The point is that the adults were very interested in God. But all things being said, God didn't seem too interested in me. When the bullies at school gave me a hard time, I honestly did try to turn the other cheek. But those bullies were ahead in their reading: They hit me in the other cheek. Conniving bastards. So I decided that if God wouldn't do something, maybe it was because I was supposed to do something besides turning the other cheek. Going a little crazy and beating the snot out of one on the schoolyard and not being caught must have been a sign from God, right? Good old Jehovah. He was just making sure I could take care of myself.

Of course, the whole thing makes more sense and takes less time to tell if you take Jehovah out of it. But I hadn't gotten that far yet.

Birthdays. I had no birthday parties up until age 10. They said - they being a bunch of larger children who claimed adulthood - that Jesus didn't celebrate His birthday, so neither should we. And that almost makes sense. Except... we don't know Jesus didn't celebrate his birthday. I read and read and read. It said nothing about him having a birthday party. But it also didn't say anything about him not having a birthday party. The same was said with Christmas.

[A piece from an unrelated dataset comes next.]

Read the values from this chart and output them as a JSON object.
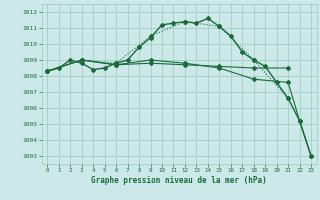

Then I thought, "That poor kid! Jesus was a Jehovah's Witness!". And without knowing it, I had struck on the circular argument. I was OK with all of this until a Jewish girl at school (a Rothschild, as I recall) told me that Jesus was a Jew. So I asked another friend. And another. So the wisdom of the 1st grade verified that Jesus was a Jew, not a Jehovah's Witness. And Jewish people celebrated birthdays. No Christmas, but Hanukkah.

And wait a minute! What about these three wise men and the gifts that first night?

Clearly, the adults had this all wrong. They did that a lot, but I had no idea how much until I almost became one myself.

(to be continued)

1 Somewhere there is a marketer who will now write a book about appealing to the center of the being of a market. Ain't that original...
2 And I keep forgetting people think that is weird. So I slip now and then. Sorry.
3 I'd also tell you that I have a burning sensation in my feet and need some tinactin.